Carriers and pundits must move beyond speed battles to achieve more of the potential benefits available from commercial deployments of long term evolution (LTE) mobile networks, Ericsson has urged.
The fourth generation successor to 3G and HSPA networks is currently being trialled by all major Australian carriers, as well as WiMAX service provider vividwireless and utility EnergyAustralia, with hopes it will provide a future proof technology for both data and voice networks. While the technology offers advantages such as an all-IP, self-organising network, benefits currently trumpeted by pundits have largely focussed on the ability to utilise speeds of up to 150 megabits per second (Mbps) in trials and 3 gigabits per second (Gbps) once the technology is fully capable.
“I guess in Australia we’ve probably had a bias toward looking at mobile broadband evolution being a speed-based game, particularly Telstra leading the market with evolution from the original HSPA to 21 and 42 [megabits per second],” Ericsson strategic marketing general manager, Kursten Leins, said. “That leads us to automatically assume in many cases that LTE will be more of the same.
“Some look at the speed game, others look at pure cost efficiency - how can they deliver the lower cost per bit and therefore have a price advantage over competitors.”
Carriers have continued to struggle with decreasing average revenue per user (ARPU), compounded by increasing data consumption from subscribers.

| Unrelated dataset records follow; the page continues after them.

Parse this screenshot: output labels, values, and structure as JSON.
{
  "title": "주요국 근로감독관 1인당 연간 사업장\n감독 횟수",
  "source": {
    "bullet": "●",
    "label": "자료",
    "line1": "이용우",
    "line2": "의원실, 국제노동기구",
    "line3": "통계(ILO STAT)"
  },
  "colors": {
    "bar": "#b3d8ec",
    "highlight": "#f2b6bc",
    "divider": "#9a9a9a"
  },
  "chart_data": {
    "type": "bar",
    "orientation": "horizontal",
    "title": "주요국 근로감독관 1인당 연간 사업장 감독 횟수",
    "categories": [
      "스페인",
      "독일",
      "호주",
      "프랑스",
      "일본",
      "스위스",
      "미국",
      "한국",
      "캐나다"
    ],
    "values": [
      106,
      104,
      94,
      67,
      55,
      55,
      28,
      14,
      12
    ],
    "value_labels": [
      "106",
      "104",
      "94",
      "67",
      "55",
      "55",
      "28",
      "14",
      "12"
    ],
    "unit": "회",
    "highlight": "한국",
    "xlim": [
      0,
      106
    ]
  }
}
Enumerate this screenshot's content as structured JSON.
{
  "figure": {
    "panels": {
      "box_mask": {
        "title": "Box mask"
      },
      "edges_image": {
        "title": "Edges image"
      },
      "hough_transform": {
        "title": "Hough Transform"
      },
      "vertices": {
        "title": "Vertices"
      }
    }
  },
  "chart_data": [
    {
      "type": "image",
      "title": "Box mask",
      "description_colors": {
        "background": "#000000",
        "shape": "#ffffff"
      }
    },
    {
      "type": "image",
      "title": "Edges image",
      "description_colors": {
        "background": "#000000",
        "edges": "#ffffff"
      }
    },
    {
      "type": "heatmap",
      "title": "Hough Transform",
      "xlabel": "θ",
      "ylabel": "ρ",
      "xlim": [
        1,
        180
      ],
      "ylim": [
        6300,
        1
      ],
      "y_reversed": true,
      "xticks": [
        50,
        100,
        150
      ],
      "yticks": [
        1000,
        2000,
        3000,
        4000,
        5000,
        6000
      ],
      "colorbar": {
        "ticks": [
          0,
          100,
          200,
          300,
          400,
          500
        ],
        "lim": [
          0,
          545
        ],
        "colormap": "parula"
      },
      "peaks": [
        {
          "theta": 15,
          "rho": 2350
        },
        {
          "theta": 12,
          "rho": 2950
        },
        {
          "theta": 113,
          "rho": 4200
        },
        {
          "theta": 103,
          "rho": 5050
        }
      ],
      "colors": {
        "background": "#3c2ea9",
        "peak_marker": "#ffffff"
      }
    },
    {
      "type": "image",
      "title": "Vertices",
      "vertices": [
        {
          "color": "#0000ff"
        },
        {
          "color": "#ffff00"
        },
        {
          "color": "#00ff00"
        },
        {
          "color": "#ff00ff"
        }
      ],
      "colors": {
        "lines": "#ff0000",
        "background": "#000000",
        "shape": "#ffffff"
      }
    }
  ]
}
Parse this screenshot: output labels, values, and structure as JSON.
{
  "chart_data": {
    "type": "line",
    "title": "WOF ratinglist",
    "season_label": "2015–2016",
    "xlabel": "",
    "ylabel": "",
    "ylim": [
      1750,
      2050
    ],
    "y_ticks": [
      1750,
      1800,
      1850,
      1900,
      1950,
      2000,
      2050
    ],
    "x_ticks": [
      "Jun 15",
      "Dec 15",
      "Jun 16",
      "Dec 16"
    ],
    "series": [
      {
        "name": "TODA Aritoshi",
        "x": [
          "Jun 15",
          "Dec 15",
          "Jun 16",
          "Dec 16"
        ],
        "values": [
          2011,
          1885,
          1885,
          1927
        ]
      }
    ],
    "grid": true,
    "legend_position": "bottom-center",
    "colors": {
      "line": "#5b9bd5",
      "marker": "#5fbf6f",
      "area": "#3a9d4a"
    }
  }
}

Ericsson estimates indicate Australian broadband use for increase eight or even ten-fold in the next five to ten years, while revenue is only likely to increase by 25 per cent in the same timeframe.
Both Telstra and Vodafone Hutchison Australia reported declines in ARPU of 22 per cent and 14.6 per cent respectively across the 2010 financial year, drops Telstra cited as indications of increasing moves toward prepaid plans.
Optus, however, reported continued increases of 6 per cent in ARPU for its mobile broadband subscribers across 2009/2010.
Ericsson strategic marketing manager, Warren Chaisatien, said the vendor had been working closely with carriers to address the issue of declining revenue, but argued innovation was necessary to prevent further losses.
New business models would also be required, Chaisatien said, moving beyond merely ‘bucket plans’ encompassing speed and data-based pricing to focus more on additional features such as exclusive content and different capabilities.
Ericsson’s vision has so far carried weight with commercial deployments in the US, where competing carriers Verizon and MetroPCS have utilised their rollouts to capitalise on multimedia offerings and improved reception, rather than upgrading existing capabilities.
Verizon hopes to achieve nationwide coverage with the network by 2013, but its introduction of bucket plans are a marked departure from the unlimited plans usually offered over both fixed line and wireless broadband. Though currently data-only, the network will also provide a test base for future use of IP Multimedia Subsystems (IMS) over voice calls over LTE.
However, Chaisatien’s comments come into conflict with European carriers which so far have relied on traditional business models of speed and data to encourage adoption.
Northern European carrier, TeliaSonera, deployed one of the first commercial networks and currently offers data-only LTE dongles in four countries on the continent. Its plans are currently tiered based on speeds of between six and 80Mbps, with backwards compatibility over 3G networks for lower end models. The “Total 4G” plan offers 30 gigabytes of data for 599 Swedish Krona ($AUD88 at time of writing).
German branches of carriers T-Mobile and Vodafone have also begun launching their own LTE networks, with country regulation stipulating rural and regional homes are given first priority. Here, too, plans are largely speed-based, with Vodafone’s plans expected to cost €72.50 ($AUD97.50 at time of writing) for 30GB of data at speeds of up to 50Mbps.
“Don’t automatically assume it’s all about speed,” Leins said. “It’s one benefit, but it’s not necessarily the prime driver.”